Однако канцлер словно создан был для того, чтобы такого корабля быть кормчим. Неутомимый трудолюбец, умный и прозорливый, умеющий глядеть далеко вперед, он спокойной и уверенной рукой провел бы в безопасную гавань всякое иное государство, кроме Речи Посполитой, всякому другому обеспечил бы внутреннюю крепость и могущество на долгие годы… если бы был самовластным министром такого, например, монарха, как французский король либо испанский.
Воспитанный вне пределов страны, завороженный чужими образцами, несмотря на весь свой прирожденный ум и смекалку, несмотря на многолетний практический опыт, он не смог привыкнуть к бессилию правительства в Речи Посполитой и за всю жизнь так и не научился считаться с этим обстоятельством, хотя то была скала, о которую разбились все его планы, намерения, усилия; впрочем — в силу этой же причины — он сейчас уже видел впереди крах и разорение, а впоследствии и умирал с отчаянием в сердце.
Это был гениальный теоретик, не сумевший стать гениальным практиком,
— оттого и попал он в заколдованный безвыходный круг. Увлеченный какой-нибудь мыслью, обещающей в будущем принести плоды, он стремился к ее воплощению с упорством фанатика, не замечая, что спасительная в теории идея на практике — при имеющемся положении вещей — может быть чревата роковыми последствиями.
Желая укрепить правительство и государство, он разбудил страшную казацкую стихию, не предусмотрев, что дикая ее сила не только против шляхты, богатейших магнатов, злоумышлений и шляхетского самодовольства обратится, но и против насущнейших интересов самого государства.
Поднялся из степей Хмельницкий и вырос в исполина.

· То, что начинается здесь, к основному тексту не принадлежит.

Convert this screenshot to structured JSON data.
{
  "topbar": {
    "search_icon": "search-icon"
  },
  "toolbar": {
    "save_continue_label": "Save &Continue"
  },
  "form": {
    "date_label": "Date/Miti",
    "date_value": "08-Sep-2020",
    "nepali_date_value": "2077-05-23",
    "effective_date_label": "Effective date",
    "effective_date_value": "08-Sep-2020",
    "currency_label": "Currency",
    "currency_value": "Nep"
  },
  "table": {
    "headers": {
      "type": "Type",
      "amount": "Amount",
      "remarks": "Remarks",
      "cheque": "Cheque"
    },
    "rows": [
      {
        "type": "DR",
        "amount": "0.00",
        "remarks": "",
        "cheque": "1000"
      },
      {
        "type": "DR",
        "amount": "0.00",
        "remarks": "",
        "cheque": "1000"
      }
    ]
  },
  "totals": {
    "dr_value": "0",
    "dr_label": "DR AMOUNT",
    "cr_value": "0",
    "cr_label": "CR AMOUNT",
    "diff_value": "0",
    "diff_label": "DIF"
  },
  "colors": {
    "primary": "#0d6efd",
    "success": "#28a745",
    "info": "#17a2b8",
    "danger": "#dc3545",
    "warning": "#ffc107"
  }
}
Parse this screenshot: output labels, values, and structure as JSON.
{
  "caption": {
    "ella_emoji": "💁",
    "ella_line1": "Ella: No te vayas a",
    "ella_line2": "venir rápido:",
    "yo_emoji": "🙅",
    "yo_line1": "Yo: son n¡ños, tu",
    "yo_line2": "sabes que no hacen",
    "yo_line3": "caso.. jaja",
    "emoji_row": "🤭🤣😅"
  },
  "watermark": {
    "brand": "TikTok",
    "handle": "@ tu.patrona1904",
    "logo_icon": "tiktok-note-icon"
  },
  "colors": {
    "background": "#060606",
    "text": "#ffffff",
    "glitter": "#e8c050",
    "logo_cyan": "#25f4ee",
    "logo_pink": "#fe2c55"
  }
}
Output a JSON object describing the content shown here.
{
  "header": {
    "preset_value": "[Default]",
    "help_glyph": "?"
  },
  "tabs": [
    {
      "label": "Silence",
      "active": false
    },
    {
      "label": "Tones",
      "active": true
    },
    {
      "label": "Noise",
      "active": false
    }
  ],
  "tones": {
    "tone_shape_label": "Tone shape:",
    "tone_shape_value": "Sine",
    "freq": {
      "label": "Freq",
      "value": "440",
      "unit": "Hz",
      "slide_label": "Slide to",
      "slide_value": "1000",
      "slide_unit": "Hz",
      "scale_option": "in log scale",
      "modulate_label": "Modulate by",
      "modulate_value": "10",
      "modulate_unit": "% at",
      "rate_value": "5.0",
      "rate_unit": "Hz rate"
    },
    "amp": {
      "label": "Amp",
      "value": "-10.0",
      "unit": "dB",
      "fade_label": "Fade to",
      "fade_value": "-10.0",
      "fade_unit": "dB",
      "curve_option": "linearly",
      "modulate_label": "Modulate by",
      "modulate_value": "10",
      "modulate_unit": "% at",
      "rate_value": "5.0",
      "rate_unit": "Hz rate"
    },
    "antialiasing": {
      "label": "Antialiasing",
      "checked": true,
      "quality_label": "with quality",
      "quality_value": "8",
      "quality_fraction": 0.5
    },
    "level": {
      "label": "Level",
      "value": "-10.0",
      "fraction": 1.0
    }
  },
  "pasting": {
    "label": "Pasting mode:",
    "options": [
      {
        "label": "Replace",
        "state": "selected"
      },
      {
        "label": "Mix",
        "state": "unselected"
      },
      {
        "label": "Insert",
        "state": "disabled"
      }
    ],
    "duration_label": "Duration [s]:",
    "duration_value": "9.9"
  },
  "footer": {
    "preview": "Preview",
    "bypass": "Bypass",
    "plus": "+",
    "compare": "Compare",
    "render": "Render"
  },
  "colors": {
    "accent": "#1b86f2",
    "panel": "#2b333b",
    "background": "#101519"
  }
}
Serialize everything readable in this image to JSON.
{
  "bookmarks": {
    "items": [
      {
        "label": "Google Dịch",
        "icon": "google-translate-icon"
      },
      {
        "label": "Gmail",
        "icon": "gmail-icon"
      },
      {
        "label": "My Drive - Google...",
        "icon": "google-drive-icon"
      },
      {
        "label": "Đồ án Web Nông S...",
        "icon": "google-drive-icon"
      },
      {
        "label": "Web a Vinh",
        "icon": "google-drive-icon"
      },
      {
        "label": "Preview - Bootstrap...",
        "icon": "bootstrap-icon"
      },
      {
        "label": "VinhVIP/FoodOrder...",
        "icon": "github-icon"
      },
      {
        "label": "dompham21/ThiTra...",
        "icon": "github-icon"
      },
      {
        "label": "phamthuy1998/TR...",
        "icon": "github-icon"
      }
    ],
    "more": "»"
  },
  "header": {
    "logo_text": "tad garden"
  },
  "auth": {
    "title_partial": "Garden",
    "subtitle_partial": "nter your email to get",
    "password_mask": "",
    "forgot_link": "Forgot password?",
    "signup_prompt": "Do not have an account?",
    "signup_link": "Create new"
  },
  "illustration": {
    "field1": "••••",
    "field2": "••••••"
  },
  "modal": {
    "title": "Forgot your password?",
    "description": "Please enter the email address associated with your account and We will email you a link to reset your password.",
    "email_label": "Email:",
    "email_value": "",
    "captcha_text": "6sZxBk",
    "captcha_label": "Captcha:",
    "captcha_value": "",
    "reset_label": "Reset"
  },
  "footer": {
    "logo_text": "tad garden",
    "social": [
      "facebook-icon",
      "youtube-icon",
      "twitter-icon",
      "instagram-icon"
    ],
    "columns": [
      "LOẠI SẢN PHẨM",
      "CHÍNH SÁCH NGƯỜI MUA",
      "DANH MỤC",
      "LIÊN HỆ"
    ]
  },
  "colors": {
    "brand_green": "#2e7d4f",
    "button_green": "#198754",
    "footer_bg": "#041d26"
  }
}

Речь Посполитая терпела поражение за пораженьем. Желтые Воды, Корсунь, Пилявцы. Первым делом Хмельницкий соединился с враждебною крымской ратью. Удар обрушивался за ударом — ничего иного, кроме как воевать, не оставалось. Прежде всего надлежало обуздать страшную казацкую стихию, чтобы использовать ее в дальнейшем, а канцлер, увлеченный своими замыслами, все еще вел переговоры и медлил. И все еще верил — даже Хмельницкому!
Действительность в прах разбила его теорию: с каждым днем ясней становилось, что результаты усилий канцлера прямо противоположны ожидаемым, — и самое красноречивое тому доказательство явила осада Збаража.